In July, a bipartisan group of lawmakers, led in the House by Judiciary Committee Chairman Jerrold Nadler, D-N.Y., and including Reps. Fred Upton, R-Mich., Mary Gay Scanlon, D-Pa., Brian Fitzpatrick, R-Pa., Sheila Jackson Lee, D-Texas, and Don Bacon, R- Neb., introduced a bill to restore both the Office for Access to Justice and the interagency roundtable.

Sens. Chris Murphy, D-Conn., and and John Cornyn, R-Texas, introduced companion legislation in the Senate. 

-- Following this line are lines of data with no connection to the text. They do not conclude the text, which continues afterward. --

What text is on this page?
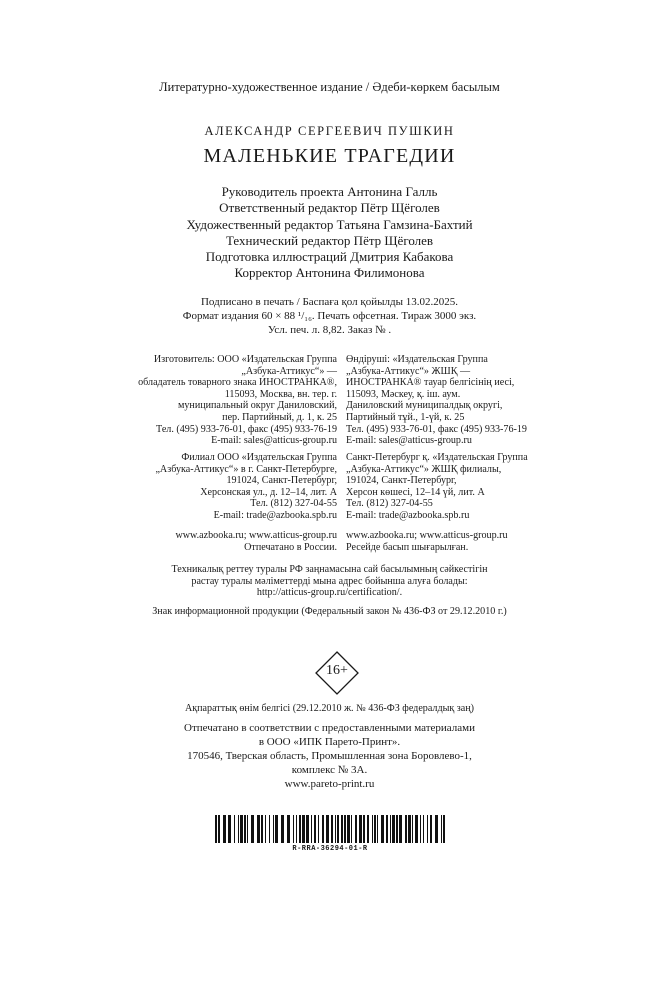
Литературно-художественное издание / Әдеби-көркем басылым
АЛЕКСАНДР СЕРГЕЕВИЧ ПУШКИН
МАЛЕНЬКИЕ ТРАГЕДИИ
Руководитель проекта Антонина Галль
Ответственный редактор Пётр Щёголев
Художественный редактор Татьяна Гамзина-Бахтий
Технический редактор Пётр Щёголев
Подготовка иллюстраций Дмитрия Кабакова
Корректор Антонина Филимонова
Подписано в печать / Баспаға қол қойылды 13.02.2025.
Формат издания 60 × 88 ¹/₁₆. Печать офсетная. Тираж 3000 экз.
Усл. печ. л. 8,82. Заказ № .
Изготовитель: ООО «Издательская Группа
„Азбука-Аттикус“» —
обладатель товарного знака ИНОСТРАНКА®,
115093, Москва, вн. тер. г.
муниципальный округ Даниловский,
пер. Партийный, д. 1, к. 25
Тел. (495) 933-76-01, факс (495) 933-76-19
E-mail: sales@atticus-group.ru
Өндіруші: «Издательская Группа
„Азбука-Аттикус“» ЖШҚ —
ИНОСТРАНКА® тауар белгісінің иесі,
115093, Мәскеу, қ. іш. аум.
Даниловский муниципалдық округі,
Партийный тұй., 1-үй, к. 25
Тел. (495) 933-76-01, факс (495) 933-76-19
E-mail: sales@atticus-group.ru
Филиал ООО «Издательская Группа
„Азбука-Аттикус“» в г. Санкт-Петербурге,
191024, Санкт-Петербург,
Херсонская ул., д. 12–14, лит. А
Тел. (812) 327-04-55
E-mail: trade@azbooka.spb.ru
Санкт-Петербург қ. «Издательская Группа
„Азбука-Аттикус“» ЖШҚ филиалы,
191024, Санкт-Петербург,
Херсон көшесі, 12–14 үй, лит. А
Тел. (812) 327-04-55
E-mail: trade@azbooka.spb.ru
www.azbooka.ru; www.atticus-group.ru
Отпечатано в России.
www.azbooka.ru; www.atticus-group.ru
Ресейде басып шығарылған.
Техникалық реттеу туралы РФ заңнамасына сай басылымның сәйкестігін
растау туралы мәліметтерді мына адрес бойынша алуға болады:
http://atticus-group.ru/certification/.
Знак информационной продукции (Федеральный закон № 436-ФЗ от 29.12.2010 г.)
16+
Ақпараттық өнім белгісі (29.12.2010 ж. № 436-ФЗ федералдық заң)
Отпечатано в соответствии с предоставленными материалами
в ООО «ИПК Парето-Принт».
170546, Тверская область, Промышленная зона Боровлево-1,
комплекс № 3А.
www.pareto-print.ru
R-RRA-36294-01-R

“Every American, regardless of their socioeconomic background, deserves equal justice under the law,” Nadler said at the time. “Unfortunately, far too many do not have access to the legal help they need. That’s why I am introducing legislation to establish the Office for Access to Justice, ensuring that those most in need have the same access to legal help as everyone else. 

“I applaud President Biden for his efforts to revive this vital resource at the Department of Justice, and I look forward to working together as we seek to root out systemic inequities in our justice system,” Nadler said.